Bereits am Vormittag war für den Bundeskanzler ein feierlicher Formalakt angesetzt. Beim Denkmal "Anitkabir" zu Ehren des Gründers der Republik, Mustafa Kemal Atatürk, legte Stocker am Sarkophag einen Kranz nieder und trug sich in das "Goldene Buch" ein.
Bei einer gemeinsamen Pressekonferenz mit dem türkischen Präsidenten am Nachmittag erklärte Stocker: "Die Beziehungen zwischen Österreich und der Türkei sind durch ihre reiche und wechselvolle Geschichte geprägt. Gleichzeitig – und das haben auch die heutigen Gespräche gezeigt – verbindet uns eine enge Zusammenarbeit. Das Fundament dafür sind unsere wirtschaftlichen und gesellschaftlichen Beziehungen. Jene Menschen, die seit den 1960er-Jahren nach Österreich gekommen sind, haben einen großen Beitrag zu unserem wirtschaftlichen Erfolg geleistet.
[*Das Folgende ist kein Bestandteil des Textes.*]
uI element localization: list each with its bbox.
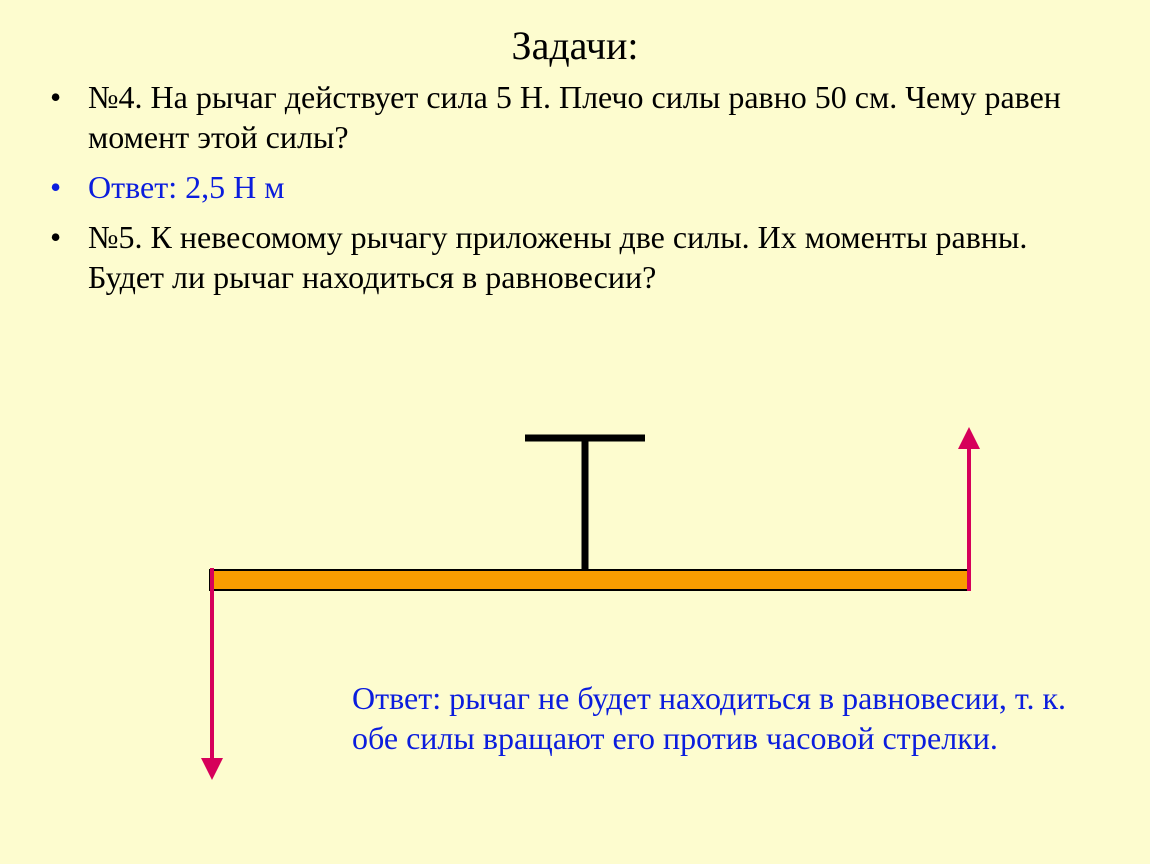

In Österreich leben rund 300.000 Menschen mit Wurzeln in der Türkei, die eine Brücke bilden und in Österreich einen Beitrag zu Wirtschaft, Kultur und Gesellschaft leisten. Mir liegt viel an einer guten Integration und einem respektvollen Miteinander."
Hochrangiger Roundtable zu bilateralen Wirtschaftsbeziehungen
Mit Blick auf die gemeinsamen Wirtschaftsbeziehungen hielt der Kanzler fest, dass man ein Handelsvolumen von knapp 5 Milliarden Euro verzeichne und mehr als 250 österreichische Unternehmen in der Türkei aktiv seien, die laut Österreichischer Nationalbank rund 1,4 Milliarden Euro in der Türkei investieren würden. Auch der Tourismus sei ein wesentlicher Faktor: Im Vorjahr hätten rund 500.000 Österreicherinnen und Österreicher die Türkei besucht, umgekehrt seien etwa 200.000 Bürgerinnen und Bürger aus der Türkei nach Österreich gereist.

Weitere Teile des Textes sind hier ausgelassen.